Soups like Adams’s Curried Lamb and Lentil (page 62) feature exotic flavours-kaffir lime leaves, cumin, chilies, lemongrass-that sparked the globetrotting palates of her mountain community. "These recipes appeal to them because they’ve been to Thailand, they’ve been to India and they’ve been to Mexico."

Similarly, in Calgary, a vibrant Vietnamese community has created a citywide familiarity with and fondness for the soothingly simple soup called pho. In the hands of a creative chef, its delicate chicken or beef broth can become an exotic journey of flavours.
At the Orchid Room in Calgary’s Bankers Hall, head chef Nguyen Bui and her sister-in-law Huong Hong prepare Vietnamese-fusion soups that are fragrant with fresh flavourings: tart tamarind, herbal lemongrass, sweet coconut and hot curry. Unlike hearty Eastern European fare, modern Asian soups like the Orchid Room’s Spicy Tamarind Seafood Soup are not long-simmered for flavour, but rely on fresh vegetables and barely cooked seafood. They are light in body, but complex in taste and texture.
Today, as some eateries struggle and customers are hungry for comfort foods, chefs are reinventing affordable basics. Take tangy tomato soup, recently reimagined by Cactus Club food concept architect Rob Feenie with fragrant Hendrick’s gin-a combination so winning it might soon be on menus across the West. Or homey red lentil, made sophisticated with saffron at Vancouver’s Stock Up fresh market. Classic chicken soup is enriched with the earthy complexity of wild mushrooms at Saskatoon’s 2nd Avenue Grill and peasanty French onion soup goes haute with the addition of white truffle essence at Winnipeg’s popular Sydney’s at the Forks.

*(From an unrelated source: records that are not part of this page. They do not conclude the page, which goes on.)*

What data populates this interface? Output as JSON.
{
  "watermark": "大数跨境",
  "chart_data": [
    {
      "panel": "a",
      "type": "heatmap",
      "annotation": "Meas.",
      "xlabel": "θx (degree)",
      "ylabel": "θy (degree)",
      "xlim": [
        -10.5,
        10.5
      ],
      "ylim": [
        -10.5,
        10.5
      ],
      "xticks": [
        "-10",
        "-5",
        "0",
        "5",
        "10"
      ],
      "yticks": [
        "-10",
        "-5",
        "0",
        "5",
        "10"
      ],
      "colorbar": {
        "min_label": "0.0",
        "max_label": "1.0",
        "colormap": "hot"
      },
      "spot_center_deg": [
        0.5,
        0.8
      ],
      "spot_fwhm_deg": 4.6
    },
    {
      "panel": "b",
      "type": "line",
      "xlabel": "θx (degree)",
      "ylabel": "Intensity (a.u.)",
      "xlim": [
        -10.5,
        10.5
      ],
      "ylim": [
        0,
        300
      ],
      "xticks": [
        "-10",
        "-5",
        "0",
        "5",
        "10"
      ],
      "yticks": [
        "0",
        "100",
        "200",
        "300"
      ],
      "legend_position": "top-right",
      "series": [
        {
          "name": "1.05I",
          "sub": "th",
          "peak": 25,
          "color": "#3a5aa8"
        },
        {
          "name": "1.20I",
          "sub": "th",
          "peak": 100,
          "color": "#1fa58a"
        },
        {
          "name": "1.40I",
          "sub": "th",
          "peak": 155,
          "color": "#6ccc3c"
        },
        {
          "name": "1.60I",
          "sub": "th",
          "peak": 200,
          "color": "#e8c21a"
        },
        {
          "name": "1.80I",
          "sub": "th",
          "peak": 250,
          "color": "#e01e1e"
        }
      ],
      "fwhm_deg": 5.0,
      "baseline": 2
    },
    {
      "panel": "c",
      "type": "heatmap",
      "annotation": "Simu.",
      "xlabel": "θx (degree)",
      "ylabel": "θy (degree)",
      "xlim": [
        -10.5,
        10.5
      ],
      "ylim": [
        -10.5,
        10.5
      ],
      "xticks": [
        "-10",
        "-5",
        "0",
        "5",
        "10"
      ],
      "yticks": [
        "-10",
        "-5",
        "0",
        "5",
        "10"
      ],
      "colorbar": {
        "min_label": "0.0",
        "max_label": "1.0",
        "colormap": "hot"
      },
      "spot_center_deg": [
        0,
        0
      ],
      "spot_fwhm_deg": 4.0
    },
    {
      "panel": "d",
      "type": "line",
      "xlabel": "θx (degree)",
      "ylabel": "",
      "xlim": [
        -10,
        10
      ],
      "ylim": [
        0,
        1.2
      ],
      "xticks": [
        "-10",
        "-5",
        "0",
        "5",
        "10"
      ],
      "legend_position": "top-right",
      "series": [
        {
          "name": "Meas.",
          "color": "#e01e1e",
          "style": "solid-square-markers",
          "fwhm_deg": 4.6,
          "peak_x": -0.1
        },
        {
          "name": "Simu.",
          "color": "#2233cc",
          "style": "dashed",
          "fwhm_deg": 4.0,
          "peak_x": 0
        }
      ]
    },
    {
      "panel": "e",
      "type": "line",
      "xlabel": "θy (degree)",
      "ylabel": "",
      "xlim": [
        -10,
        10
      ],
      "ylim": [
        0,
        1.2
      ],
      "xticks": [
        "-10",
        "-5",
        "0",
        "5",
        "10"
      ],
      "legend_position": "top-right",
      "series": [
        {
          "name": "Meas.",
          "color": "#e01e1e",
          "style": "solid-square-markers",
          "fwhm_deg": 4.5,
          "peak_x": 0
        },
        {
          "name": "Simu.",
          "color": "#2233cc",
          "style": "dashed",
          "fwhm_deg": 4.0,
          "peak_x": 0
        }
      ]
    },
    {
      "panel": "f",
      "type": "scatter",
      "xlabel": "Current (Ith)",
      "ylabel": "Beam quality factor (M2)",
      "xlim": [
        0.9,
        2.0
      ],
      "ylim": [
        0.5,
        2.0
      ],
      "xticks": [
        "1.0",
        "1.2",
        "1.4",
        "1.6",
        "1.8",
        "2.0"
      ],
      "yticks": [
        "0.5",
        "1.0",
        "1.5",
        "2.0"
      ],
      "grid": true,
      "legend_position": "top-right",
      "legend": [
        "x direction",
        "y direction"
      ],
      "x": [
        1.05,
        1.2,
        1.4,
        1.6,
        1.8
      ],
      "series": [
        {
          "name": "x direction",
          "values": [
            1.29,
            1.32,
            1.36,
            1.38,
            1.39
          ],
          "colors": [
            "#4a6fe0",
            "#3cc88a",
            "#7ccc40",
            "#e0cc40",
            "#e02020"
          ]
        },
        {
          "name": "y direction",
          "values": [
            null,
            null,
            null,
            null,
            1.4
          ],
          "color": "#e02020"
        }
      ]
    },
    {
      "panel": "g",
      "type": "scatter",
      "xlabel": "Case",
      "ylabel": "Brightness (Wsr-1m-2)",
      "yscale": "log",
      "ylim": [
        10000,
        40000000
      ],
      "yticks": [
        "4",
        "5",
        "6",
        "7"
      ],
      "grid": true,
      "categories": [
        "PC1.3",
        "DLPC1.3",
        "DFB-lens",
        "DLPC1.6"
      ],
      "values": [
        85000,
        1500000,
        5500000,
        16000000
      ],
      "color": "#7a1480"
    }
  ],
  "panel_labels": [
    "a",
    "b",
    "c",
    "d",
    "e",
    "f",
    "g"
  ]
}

"Making delicious chicken soup is an art, which provides comfort and good feelings to everyone we know, from the youngest child to the oldest Michelin chef," Durbach wrote in his book. The legendary chef Escoffier agrees: "Soup puts the heart at ease, calms down the violence of hunger, eliminates the tension of the day, and awakens and refines the appetite."